Please forgive me for ever saying that I hated you the most in this world just because I cannot run away from you even if I wanted to forget you ever happened to me.
Please forgive me that I’m still going to let myself down for a while, that I am not strong enough yet to keep fighting for this Love, for turning my back on this Light.
But know that I can’t breathe well, my heart is hurting in ways that I find fatal that I am getting sick, though I am completely sticking to this weakness, I know I will survive soon for your Divine Love will always hold me.
Oh sweet Soul, forgive this heart for being tired of this world.
I love you still
your Divine Love in the third dimension
Who was I but a clumsy child in love, tripping and falling down on the ground, watering the poor grass with tears made of defeat and hopelessness. Days and nights were both a total blackout when I used to stare at the sky and the moon and the stars had a torturous sight of melancholy that made all my smiles unreachable.
I always thought that the greatest love was to feel and endure it for someone who didn’t have the clue about it, that waiting for years was the best to remain in pain, I never ever saw that there was something more powerful. All those desperate days of looking at a distant horizon was not just a dream of a far away destiny but a searching for the beyond.
How beautiful, how supernal it is to suddenly find yourself by seeing someone you didn’t realize you’re looking for but felt a sense of coming back to where you just left and what you’ve forgotten all this time. Like your eyes laid on such view of existence and you can hear your voice in your head asking “where did I last see you?”, it’s as if there’s just a brief interval before you met that person once again.

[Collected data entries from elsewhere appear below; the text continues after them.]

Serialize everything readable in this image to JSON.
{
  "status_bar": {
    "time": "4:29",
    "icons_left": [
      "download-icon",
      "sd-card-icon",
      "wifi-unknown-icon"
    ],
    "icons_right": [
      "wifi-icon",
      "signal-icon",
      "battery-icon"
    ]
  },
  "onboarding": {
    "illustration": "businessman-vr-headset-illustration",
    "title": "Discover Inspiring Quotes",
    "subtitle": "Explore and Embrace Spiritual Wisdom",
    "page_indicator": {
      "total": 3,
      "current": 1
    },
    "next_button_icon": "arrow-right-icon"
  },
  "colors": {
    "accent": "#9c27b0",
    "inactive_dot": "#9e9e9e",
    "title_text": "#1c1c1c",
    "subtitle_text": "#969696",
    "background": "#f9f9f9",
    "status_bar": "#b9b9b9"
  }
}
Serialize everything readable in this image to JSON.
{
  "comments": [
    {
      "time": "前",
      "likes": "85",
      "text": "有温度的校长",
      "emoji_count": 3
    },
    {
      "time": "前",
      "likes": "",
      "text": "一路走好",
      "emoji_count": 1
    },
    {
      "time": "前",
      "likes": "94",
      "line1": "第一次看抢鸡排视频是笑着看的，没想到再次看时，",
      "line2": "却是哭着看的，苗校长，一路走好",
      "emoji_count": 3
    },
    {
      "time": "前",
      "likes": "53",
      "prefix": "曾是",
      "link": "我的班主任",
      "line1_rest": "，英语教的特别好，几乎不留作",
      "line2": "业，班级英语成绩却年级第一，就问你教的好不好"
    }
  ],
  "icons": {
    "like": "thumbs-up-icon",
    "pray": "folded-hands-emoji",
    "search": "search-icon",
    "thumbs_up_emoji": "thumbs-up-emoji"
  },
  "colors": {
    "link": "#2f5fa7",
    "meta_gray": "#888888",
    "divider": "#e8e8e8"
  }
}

You even wonder why the hell they’re pulling your inside and you told yourself “if only we knew each other but maybe we should really know each other”, at a single moment of something you vaguely identify is stirring up and you cannot quite settle down with the present reality that you’re not together, that there is a brewing madness in you oddly resenting your separation and differences- you know the face before you even learn the name.
It’s when you catch a butterfly scene and you want to chase it until it flies back to you because it’s supposed to happen even if it is a new type of a butterfly in the meadow you had not seen before, then in a tiny blink it seems to be the one you’ve always had the pleasure of watching albeit hardly remembering when.
I’ve always construed that love was just a troubling and confusing condition of the heart, the enormous palpitations, and now it’s all clear and wide-open to me that it’s the soul’s journey of returning home, taking back what was lost many lives ago.
To be too broken was to be vulnerable so you could be receptive and resilient enough when the right path knocks on your door no matter how frightening the circumstances will be because even what’s right will have flaws and drawbacks.
They say you cannoy love someone when you do not love yourself but sometimes you just instantly and finally find that someone whose existence grandly inspires you to love yourself more than you ever did before even if they aren’t doing anything-an effortless pouring of grace.
One day, the sun shines brighter, being brand new and full of life. You may wonder and ponder until you rely on the possibility that LOVE truly is a mysterious phenomenon you simply accept and be your infinite faith.